The standardized protocol will incorporate measures of (1) garlic mustard abundance, (2) abundance and impact of biological control agents, and (3) changes in native plant communities and associated fauna. We anticipate a protocol sophisticated enough to allow rigorous statistical analysis, yet simple enough to allow widespread use by natural areas managers.

Anticipated Effects of Agents

At present little information on the impact of the potential control agents on garlic mustard performance is available. Attack by single or multiple herbivores is anticipated to reduce the competitive ability of garlic mustard in North America. We also anticipate that combinations of agents attacking different plant parts will be superior to the impact of a single species.

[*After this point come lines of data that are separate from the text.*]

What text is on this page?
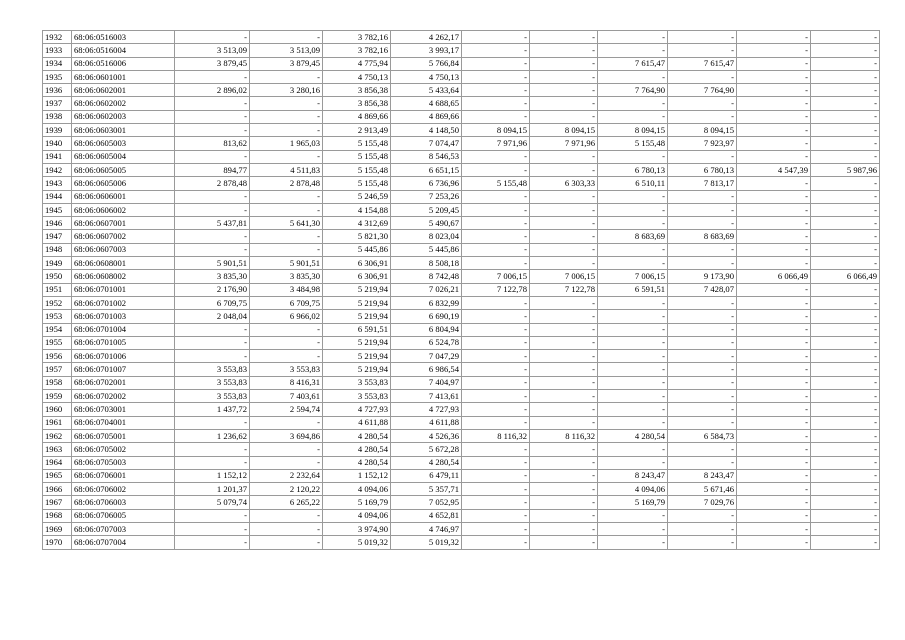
1932	68:06:0516003	-	-	3 782,16	4 262,17	-	-	-	-	-	-
1933	68:06:0516004	3 513,09	3 513,09	3 782,16	3 993,17	-	-	-	-	-	-
1934	68:06:0516006	3 879,45	3 879,45	4 775,94	5 766,84	-	-	7 615,47	7 615,47	-	-
1935	68:06:0601001	-	-	4 750,13	4 750,13	-	-	-	-	-	-
1936	68:06:0602001	2 896,02	3 280,16	3 856,38	5 433,64	-	-	7 764,90	7 764,90	-	-
1937	68:06:0602002	-	-	3 856,38	4 688,65	-	-	-	-	-	-
1938	68:06:0602003	-	-	4 869,66	4 869,66	-	-	-	-	-	-
1939	68:06:0603001	-	-	2 913,49	4 148,50	8 094,15	8 094,15	8 094,15	8 094,15	-	-
1940	68:06:0605003	813,62	1 965,03	5 155,48	7 074,47	7 971,96	7 971,96	5 155,48	7 923,97	-	-
1941	68:06:0605004	-	-	5 155,48	8 546,53	-	-	-	-	-	-
1942	68:06:0605005	894,77	4 511,83	5 155,48	6 651,15	-	-	6 780,13	6 780,13	4 547,39	5 987,96
1943	68:06:0605006	2 878,48	2 878,48	5 155,48	6 736,96	5 155,48	6 303,33	6 510,11	7 813,17	-	-
1944	68:06:0606001	-	-	5 246,59	7 253,26	-	-	-	-	-	-
1945	68:06:0606002	-	-	4 154,88	5 209,45	-	-	-	-	-	-
1946	68:06:0607001	5 437,81	5 641,30	4 312,69	5 490,67	-	-	-	-	-	-
1947	68:06:0607002	-	-	5 821,30	8 023,04	-	-	8 683,69	8 683,69	-	-
1948	68:06:0607003	-	-	5 445,86	5 445,86	-	-	-	-	-	-
1949	68:06:0608001	5 901,51	5 901,51	6 306,91	8 508,18	-	-	-	-	-	-
1950	68:06:0608002	3 835,30	3 835,30	6 306,91	8 742,48	7 006,15	7 006,15	7 006,15	9 173,90	6 066,49	6 066,49
1951	68:06:0701001	2 176,90	3 484,98	5 219,94	7 026,21	7 122,78	7 122,78	6 591,51	7 428,07	-	-
1952	68:06:0701002	6 709,75	6 709,75	5 219,94	6 832,99	-	-	-	-	-	-
1953	68:06:0701003	2 048,04	6 966,02	5 219,94	6 690,19	-	-	-	-	-	-
1954	68:06:0701004	-	-	6 591,51	6 804,94	-	-	-	-	-	-
1955	68:06:0701005	-	-	5 219,94	6 524,78	-	-	-	-	-	-
1956	68:06:0701006	-	-	5 219,94	7 047,29	-	-	-	-	-	-
1957	68:06:0701007	3 553,83	3 553,83	5 219,94	6 986,54	-	-	-	-	-	-
1958	68:06:0702001	3 553,83	8 416,31	3 553,83	7 404,97	-	-	-	-	-	-
1959	68:06:0702002	3 553,83	7 403,61	3 553,83	7 413,61	-	-	-	-	-	-
1960	68:06:0703001	1 437,72	2 594,74	4 727,93	4 727,93	-	-	-	-	-	-
1961	68:06:0704001	-	-	4 611,88	4 611,88	-	-	-	-	-	-
1962	68:06:0705001	1 236,62	3 694,86	4 280,54	4 526,36	8 116,32	8 116,32	4 280,54	6 584,73	-	-
1963	68:06:0705002	-	-	4 280,54	5 672,28	-	-	-	-	-	-
1964	68:06:0705003	-	-	4 280,54	4 280,54	-	-	-	-	-	-
1965	68:06:0706001	1 152,12	2 232,64	1 152,12	6 479,11	-	-	8 243,47	8 243,47	-	-
1966	68:06:0706002	1 201,37	2 120,22	4 094,06	5 357,71	-	-	4 094,06	5 671,46	-	-
1967	68:06:0706003	5 079,74	6 265,22	5 169,79	7 052,95	-	-	5 169,79	7 029,76	-	-
1968	68:06:0706005	-	-	4 094,06	4 652,81	-	-	-	-	-	-
1969	68:06:0707003	-	-	3 974,90	4 746,97	-	-	-	-	-	-
1970	68:06:0707004	-	-	5 019,32	5 019,32	-	-	-	-	-	-
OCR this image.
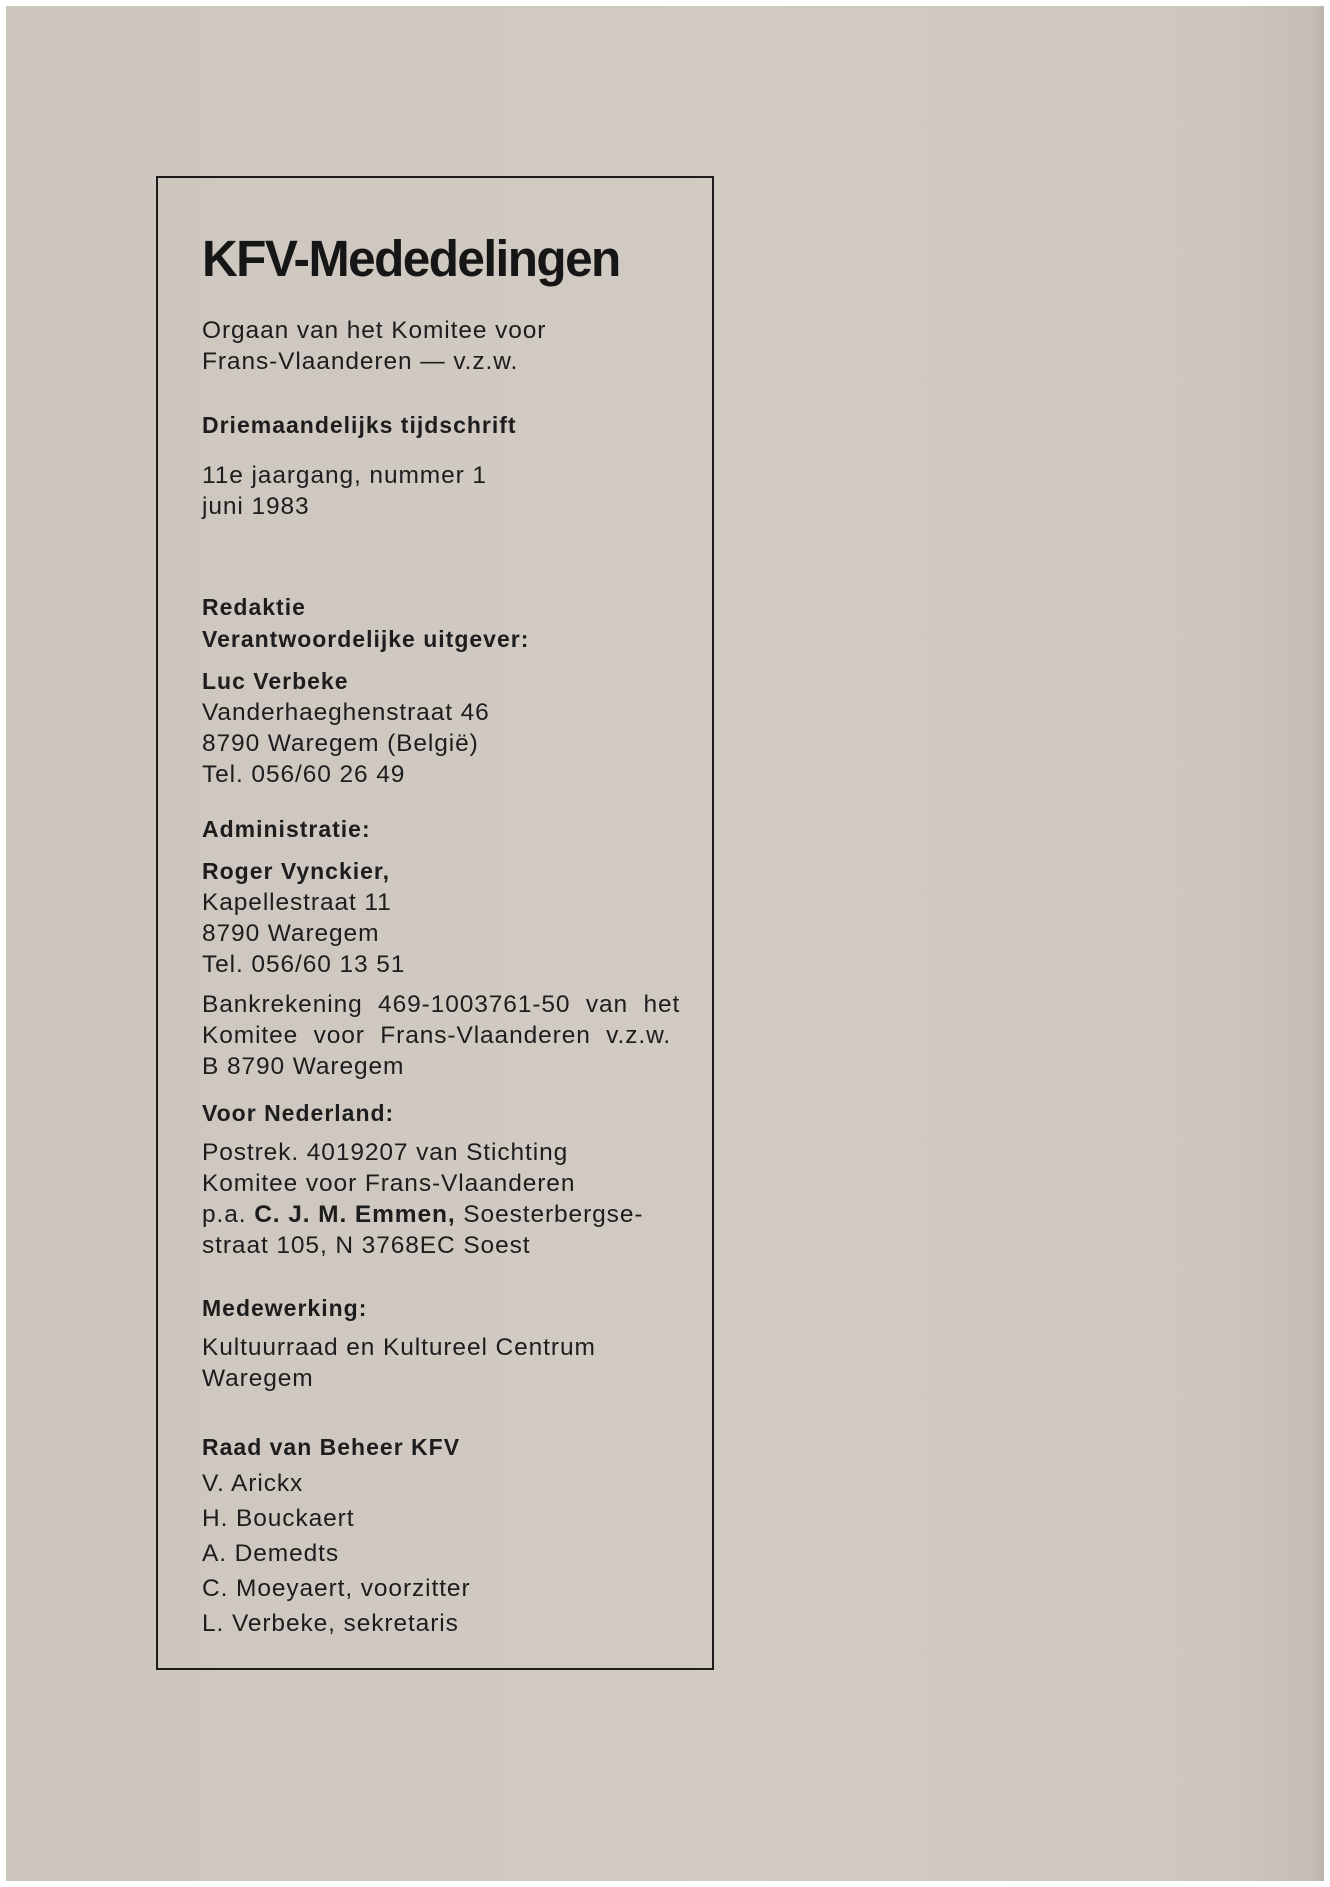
KFV-Mededelingen
Orgaan van het Komitee voor
Frans-Vlaanderen — v.z.w.
Driemaandelijks tijdschrift
11e jaargang, nummer 1
juni 1983
Redaktie
Verantwoordelijke uitgever:
Luc Verbeke
Vanderhaeghenstraat 46
8790 Waregem (België)
Tel. 056/60 26 49
Administratie:
Roger Vynckier,
Kapellestraat 11
8790 Waregem
Tel. 056/60 13 51
Bankrekening  469-1003761-50  van  het
Komitee  voor  Frans-Vlaanderen  v.z.w.
B 8790 Waregem
Voor Nederland:
Postrek. 4019207 van Stichting
Komitee voor Frans-Vlaanderen
p.a. C. J. M. Emmen, Soesterbergse-
straat 105, N 3768EC Soest
Medewerking:
Kultuurraad en Kultureel Centrum
Waregem
Raad van Beheer KFV
V. Arickx
H. Bouckaert
A. Demedts
C. Moeyaert, voorzitter
L. Verbeke, sekretaris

We will use such predictions to develop a framework for cross-continental comparisons of plant and insect population dynamics.

Techniques to Be Used

Host specificity screening techniques are widely standardized and we will follow guidelines established in the literature and by USDA (Wapshere,1989; USDA, 1999).

Other Comments

Combining long-term monitoring, experimental research, and evaluation will provide a framework for improving management of invasive plants using biological control. In addition, such investigations will continue to improve the scientific basis and predictive ability of biological weed control.